This repository provides supplemental information from the following open access paper
Knoph, R. E., Lawrence, J. F., & Francis, D. J. (2023). The Dimensionality of lexical features in general, academic, and disciplinary vocabulary. Scientific Studies of Reading. https://doi.org/10.1080/10888438.2023.2241939
This study analyzed 22 word features across three established word lists to determine if latent lexical dimensions exist. We found five stable factors for high-frequency words and general academic words, while disciplinary vocabulary aligned best with the latter two factors combined:
- Frequency – composed of frequency measures from a variety of corpora, along with large-grain measures of contextual diversity
- Complexity – composed of the number or letters, syllables, phonemes, etc., plus Levenshtein distances
- Proximity – composed of neighborhood densities
- Polysemy – composed of the number of senses and meanings
- Diversity – composed of semantic dispersion and (negatively) precision
Explore the Estimated Scores
Download estimated scores for original words
View the Exploratory Factor Analyses Results
These are the results of the exploratory factor analyses across the three reference groups. Only loadings greater than 0.3 are included in the figures to aid readability.
|GSL-Reference Model||AWL-Reference Model||AVL-DS-Reference Model|
Watch the Density Plots
Here you can view the density plots of each lexical dimension by reference model and word sample.
- Columns represent each of the five lexical dimensions: Frequency, Complexity, Proximity, Polysemy, and Diversity.
- Rows represent each reference model: the model estimated using words from the General Service List (GSL; West, 1953), words from the Academic Word List (AWL; Coxhead, 2000, and words from the domain-specific section of the Academic Vocabulary List (AVL-DS; Gardner & Davies, 2014).
- Animations loop through the density plots of four different word sets. The first is estimates for the GSL words, the second is for AWL words, third is for AVL-DS words, and the final is for all three sets of words combined.
You can use this example still image of the top left animation:
- The plot furthest to the right is estimates on Frequency for GSL words using the GSL-reference model.
- The middle plot is estimates on Frequency for AWL words using the GSL-reference model.
- The plot furthest to the left is estimates on Frequency for AVL-DS words using the GSL-reference model.
- The flat plot that overlaps all of the plots is estimates on Frequency for all of the word sets using the GSL-reference model.
See related work that uses and discusses these latent dimensions:
Lawrence, J. F., Knoph, R. E., McIlraith, A., Kulesz, P. A., Francis, D. J. (2022). Reading comprehension and academic vocabulary: Exploring relations of item features and reading proficiency. Reading Research Quarterly, 57(2), 669-690. https://doi.org/10.1002/rrq.434
This study analyzed academic vocabulary assessment data from monolingual English students in middle school to understand the relationship between various word characteristics and students’ knowledge across reading abilities.
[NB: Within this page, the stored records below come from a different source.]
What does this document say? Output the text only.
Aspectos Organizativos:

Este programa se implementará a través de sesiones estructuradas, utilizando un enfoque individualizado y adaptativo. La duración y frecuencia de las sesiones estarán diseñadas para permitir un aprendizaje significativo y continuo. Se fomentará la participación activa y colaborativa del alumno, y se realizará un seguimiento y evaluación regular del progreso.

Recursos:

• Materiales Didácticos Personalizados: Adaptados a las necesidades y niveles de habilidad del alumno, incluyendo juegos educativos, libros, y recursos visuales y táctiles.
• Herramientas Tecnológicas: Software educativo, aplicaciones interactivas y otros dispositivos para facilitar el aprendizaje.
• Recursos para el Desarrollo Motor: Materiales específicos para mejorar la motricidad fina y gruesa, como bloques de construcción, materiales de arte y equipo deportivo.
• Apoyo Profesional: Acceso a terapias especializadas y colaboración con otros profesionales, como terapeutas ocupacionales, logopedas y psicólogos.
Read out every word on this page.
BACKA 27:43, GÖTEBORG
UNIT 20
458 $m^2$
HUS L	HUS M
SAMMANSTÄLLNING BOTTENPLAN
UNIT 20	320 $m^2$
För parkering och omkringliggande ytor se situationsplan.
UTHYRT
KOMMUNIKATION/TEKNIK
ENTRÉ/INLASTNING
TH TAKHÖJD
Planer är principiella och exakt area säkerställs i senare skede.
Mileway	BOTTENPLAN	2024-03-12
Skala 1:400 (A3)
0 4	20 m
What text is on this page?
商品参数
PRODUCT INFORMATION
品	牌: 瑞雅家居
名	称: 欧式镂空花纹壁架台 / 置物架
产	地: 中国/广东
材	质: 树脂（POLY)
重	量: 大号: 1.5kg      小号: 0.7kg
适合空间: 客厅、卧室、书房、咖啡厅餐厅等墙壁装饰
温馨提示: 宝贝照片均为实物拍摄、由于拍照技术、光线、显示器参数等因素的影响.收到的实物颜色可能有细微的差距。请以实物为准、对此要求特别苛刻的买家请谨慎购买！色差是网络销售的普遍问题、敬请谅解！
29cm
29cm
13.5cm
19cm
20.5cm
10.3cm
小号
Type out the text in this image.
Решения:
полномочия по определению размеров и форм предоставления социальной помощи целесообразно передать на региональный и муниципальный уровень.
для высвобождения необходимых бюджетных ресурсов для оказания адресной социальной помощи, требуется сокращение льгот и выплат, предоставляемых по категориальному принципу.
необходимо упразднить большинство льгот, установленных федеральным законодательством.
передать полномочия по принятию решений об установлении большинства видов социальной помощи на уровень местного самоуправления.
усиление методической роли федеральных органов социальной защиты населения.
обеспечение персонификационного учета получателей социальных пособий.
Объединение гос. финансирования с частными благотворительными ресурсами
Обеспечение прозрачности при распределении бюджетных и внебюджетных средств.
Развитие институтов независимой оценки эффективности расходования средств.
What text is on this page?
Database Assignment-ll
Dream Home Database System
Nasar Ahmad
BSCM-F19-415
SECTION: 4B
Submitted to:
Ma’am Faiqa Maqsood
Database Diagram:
Results showed that words with multiple meanings (high Polysemy scores) were generally easier for all students. It also showed that strong readers were more sensitive to word frequency and struggling readers were more sensitive to word complexity.
Lawrence, J. (2022, May 13). Teaching Academic Vocabulary Words. Reading Ways. https://readingways.org/blog/teaching-academic-vocabulary-words
This blog discusses the importance of teaching academic vocabulary so that students can understand texts across disciplines in school. It provides an overview of the two previous research papers for practitioners.